SC is right to protect sensitive business info while recruiting new businesses
For the seven years I served as the director of South Carolina’s Department of Revenue, I also served on the South Carolina Coordinating Council — the entity that approves state economic incentive agreements now at the center of a heated debate regarding how much information to share with the public.
Having some context regarding why we wrote certain legislation the way we did should help citizens make an informed opinion over how to balance the importance of protecting key confidential business information and the use of state dollars.
For indeed this is a balancing act if we want to continue the historically strong success South Carolina has enjoyed by recruiting some of the best companies in the world to the Palmetto State.
Not all incentives alike
Not all economic development incentives are the same; one of the most important is the Job Development Credits. This incentive is a withholdings tax credit based on wages paid — that means a business gets a percentage back of what they paid in withholding taxes for all workers.
The more people you employ, the greater the possibility for a larger credit.
I am one of the co-authors of the Job Development Credits Act and I can assure you that the Job Development Credits paperwork contains some of the most sensitive information that private companies possess.
This includes employee positions, wages paid to employees by position, planned capital investment by years and dollar amounts and most importantly financial statements, which are obviously highly confidential for non-public companies.
While the Job Development Credits application, final agreement and cost benefit are routinely disclosed, the South Carolina Department of Commerce has always rightly redacted this kind of confidential business information as allowed by law.
Potentially disastrous
While knowing this confidential business information might be interesting to the public, making it widely known could be disastrous for companies competing on a global scale.

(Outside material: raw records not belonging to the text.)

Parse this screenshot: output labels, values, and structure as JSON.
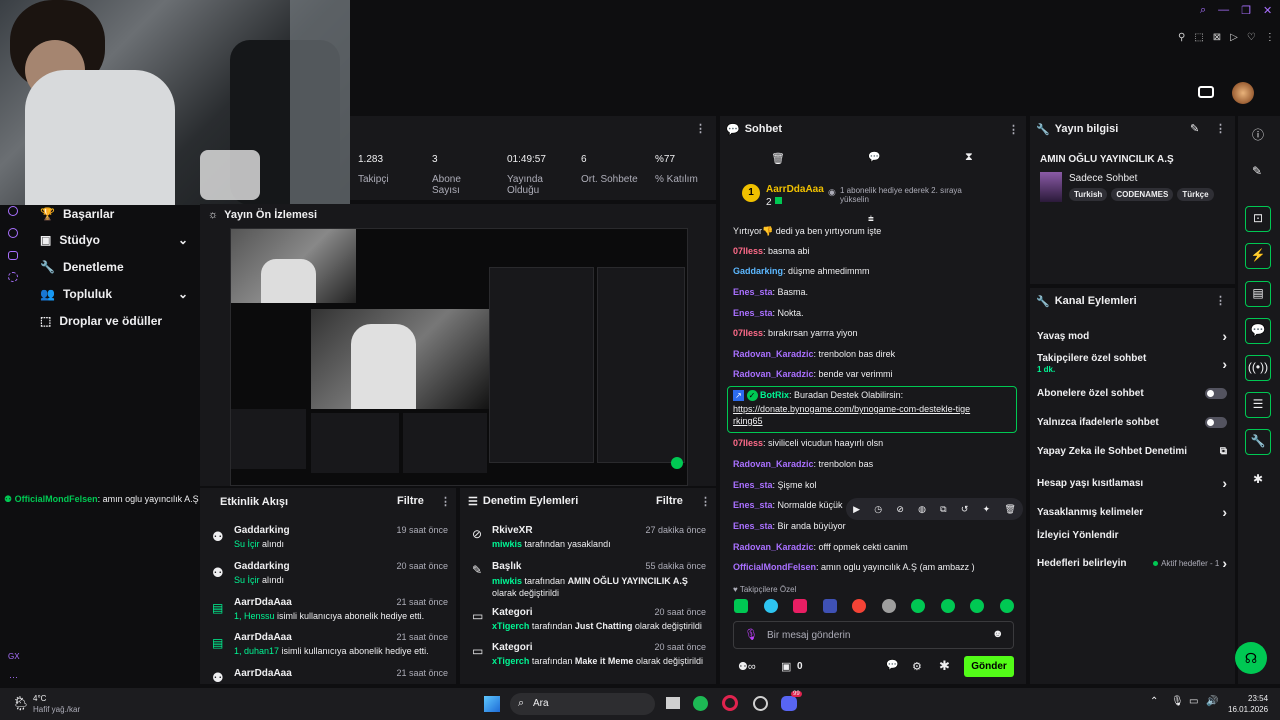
{
  "title_bar": {
    "icons": [
      "search-icon",
      "minimize-icon",
      "restore-icon",
      "close-icon",
      "heart-icon"
    ]
  },
  "top_icons": [
    "pin-icon",
    "crop-icon",
    "save-icon",
    "play-icon",
    "heart-icon"
  ],
  "nav": {
    "items": [
      {
        "label": "Başarılar",
        "icon": "trophy-icon"
      },
      {
        "label": "Stüdyo",
        "icon": "studio-icon",
        "chevron": true
      },
      {
        "label": "Denetleme",
        "icon": "wrench-icon"
      },
      {
        "label": "Topluluk",
        "icon": "people-icon",
        "chevron": true
      },
      {
        "label": "Droplar ve ödüller",
        "icon": "drops-icon"
      }
    ]
  },
  "stats": [
    {
      "value": "1.283",
      "label": "Takipçi"
    },
    {
      "value": "3",
      "label": "Abone Sayısı"
    },
    {
      "value": "01:49:57",
      "label": "Yayında Olduğu"
    },
    {
      "value": "6",
      "label": "Ort. Sohbete"
    },
    {
      "value": "%77",
      "label": "% Katılım"
    }
  ],
  "preview": {
    "title": "Yayın Ön İzlemesi"
  },
  "overlay_chat": {
    "user": "OfficialMondFelsen",
    "text": ": amın oglu yayıncılık A.Ş (am ambazz)"
  },
  "activity": {
    "title": "Etkinlik Akışı",
    "filter": "Filtre",
    "items": [
      {
        "name": "Gaddarking",
        "time": "19 saat önce",
        "detail": "Su İçir",
        "detail2": " alındı"
      },
      {
        "name": "Gaddarking",
        "time": "20 saat önce",
        "detail": "Su İçir",
        "detail2": " alındı"
      },
      {
        "name": "AarrDdaAaa",
        "time": "21 saat önce",
        "detail": "1, Henssu",
        "detail2": " isimli kullanıcıya abonelik hediye etti."
      },
      {
        "name": "AarrDdaAaa",
        "time": "21 saat önce",
        "detail": "1, duhan17",
        "detail2": " isimli kullanıcıya abonelik hediye etti."
      },
      {
        "name": "AarrDdaAaa",
        "time": "21 saat önce",
        "detail": "",
        "detail2": ""
      }
    ]
  },
  "mod_actions": {
    "title": "Denetim Eylemleri",
    "filter": "Filtre",
    "items": [
      {
        "name": "RkiveXR",
        "time": "27 dakika önce",
        "who": "miwkis",
        "rest": " tarafından yasaklandı",
        "bold": "",
        "rest2": ""
      },
      {
        "name": "Başlık",
        "time": "55 dakika önce",
        "who": "miwkis",
        "rest": " tarafından ",
        "bold": "AMIN OĞLU YAYINCILIK A.Ş",
        "rest2": " olarak değiştirildi"
      },
      {
        "name": "Kategori",
        "time": "20 saat önce",
        "who": "xTigerch",
        "rest": " tarafından ",
        "bold": "Just Chatting",
        "rest2": " olarak değiştirildi"
      },
      {
        "name": "Kategori",
        "time": "20 saat önce",
        "who": "xTigerch",
        "rest": " tarafından ",
        "bold": "Make it Meme",
        "rest2": " olarak değiştirildi"
      }
    ]
  },
  "chat": {
    "title": "Sohbet",
    "pinned": {
      "user": "AarrDdaAaa",
      "count": "2",
      "text": "1 abonelik hediye ederek 2. sıraya yükselin"
    },
    "messages": [
      {
        "user": "",
        "color": "#efeff1",
        "text": "Yırtıyor👎 dedi ya ben yırtıyorum işte"
      },
      {
        "user": "07Iless",
        "color": "#ff6b8a",
        "text": ": basma abi"
      },
      {
        "user": "Gaddarking",
        "color": "#5cb8ff",
        "text": ": düşme ahmedimmm"
      },
      {
        "user": "Enes_sta",
        "color": "#a970ff",
        "text": ": Basma."
      },
      {
        "user": "Enes_sta",
        "color": "#a970ff",
        "text": ": Nokta."
      },
      {
        "user": "07Iless",
        "color": "#ff6b8a",
        "text": ": bırakırsan yarrra yiyon"
      },
      {
        "user": "Radovan_Karadzic",
        "color": "#a970ff",
        "text": ": trenbolon bas direk"
      },
      {
        "user": "Radovan_Karadzic",
        "color": "#a970ff",
        "text": ": bende var verimmi"
      }
    ],
    "botrix": {
      "user": "BotRix",
      "text": ": Buradan Destek Olabilirsin:",
      "link": "https://donate.bynogame.com/bynogame-com-destekle-tigerking65"
    },
    "messages2": [
      {
        "user": "07Iless",
        "color": "#ff6b8a",
        "text": ": siviliceli vicudun haayırlı olsn"
      },
      {
        "user": "Radovan_Karadzic",
        "color": "#a970ff",
        "text": ": trenbolon bas"
      },
      {
        "user": "Enes_sta",
        "color": "#a970ff",
        "text": ": Şişme kol"
      },
      {
        "user": "Enes_sta",
        "color": "#a970ff",
        "text": ": Normalde küçük"
      },
      {
        "user": "Enes_sta",
        "color": "#a970ff",
        "text": ": Bir anda büyüyor"
      },
      {
        "user": "Radovan_Karadzic",
        "color": "#a970ff",
        "text": ": offf opmek cekti canim"
      },
      {
        "user": "OfficialMondFelsen",
        "color": "#a970ff",
        "text": ": amın oglu yayıncılık A.Ş (am ambazz )"
      }
    ],
    "followers_only": "Takipçilere Özel",
    "input_placeholder": "Bir mesaj gönderin",
    "points": "0",
    "send": "Gönder"
  },
  "stream_info": {
    "title": "Yayın bilgisi",
    "name": "AMIN OĞLU YAYINCILIK A.Ş",
    "category": "Sadece Sohbet",
    "tags": [
      "Turkish",
      "CODENAMES",
      "Türkçe"
    ]
  },
  "channel_actions": {
    "title": "Kanal Eylemleri",
    "items": [
      {
        "label": "Yavaş mod",
        "type": "chevron",
        "sub": ""
      },
      {
        "label": "Takipçilere özel sohbet",
        "type": "chevron",
        "sub": "1 dk."
      },
      {
        "label": "Abonelere özel sohbet",
        "type": "toggle",
        "sub": ""
      },
      {
        "label": "Yalnızca ifadelerle sohbet",
        "type": "toggle",
        "sub": ""
      },
      {
        "label": "Yapay Zeka ile Sohbet Denetimi",
        "type": "external",
        "sub": ""
      },
      {
        "label": "Hesap yaşı kısıtlaması",
        "type": "chevron",
        "sub": ""
      },
      {
        "label": "Yasaklanmış kelimeler",
        "type": "chevron",
        "sub": ""
      },
      {
        "label": "İzleyici Yönlendir",
        "type": "none",
        "sub": ""
      },
      {
        "label": "Hedefleri belirleyin",
        "type": "goal",
        "sub": "Aktif hedefler - 1"
      }
    ]
  },
  "left_bottom": "GX",
  "taskbar": {
    "weather_temp": "4°C",
    "weather_desc": "Hafif yağ./kar",
    "search": "Ara",
    "time": "23:54",
    "date": "16.01.2026",
    "badge": "99"
  }
}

It’s akin to asking you for your personal tax return and then sharing it with your neighbors who don’t like you.
I am not aware of any other state in the nation which requires disclosure of such sensitive business information, and our General Assembly agrees. Our South Carolina Freedom of Information Act provides that “confidential proprietary information provided to a public body for economic development…purposes is not required to be disclosed.”
Focus on the bigger issue
From reading a recent Circuit Court Order on this topic, it appears SC Commerce may have failed to disclose certain information which should have been disclosed — the name of the corporate executive who signed the paperwork — and the media have focused on this.
That one apparent oversight should not blind us to the bigger issue.
Namely, how do we conduct business in a way where key information is protected while also informing our public regarding the use of tax dollars?
Obviously SC Commerce is subject to the Freedom of Information Act — and when the state gives millions of dollars of incentives clearly the public is entitled to see the cost-benefit analysis to justify the incentives (which SC Commerce routinely provides).
But providing key, sensitive business information like the Job Development Credit information would hamper — if not largely end — economic development in South Carolina.
Hindering economic development hurts all of us.
This is particularly true for non-public companies, which include the vast majority of small- to medium- sized businesses — the companies producing the great majority of new jobs in South Carolina.
As we emerge from this pandemic, now more than ever we need to be mindful of the need for jobs and economic prosperity for the millions of people who call South Carolina home.
Educate yourself
So may I encourage you to pause from rushing to an uninformed opinion, and to educate yourself on economic development incentives?
SC Commerce provides a huge amount of information related to incentives each year on the department website www.sccommerce.com.
You can also read comprehensive annual Commerce-related reports on www.scstatehouse.gov/reports/reports.php.
As you educate yourself consider the needs of companies to maintain sensitive, competitive information in an open business market; remember, they can operate anywhere in the United States.
I hope these companies choose South Carolina.
And I hope our leaders can agree on a productive balance when it comes to deploying economic development incentives while keeping taxpayers informed.
Burnie Maybank is a tax and economic development attorney at Nexsen Pruet in Columbia.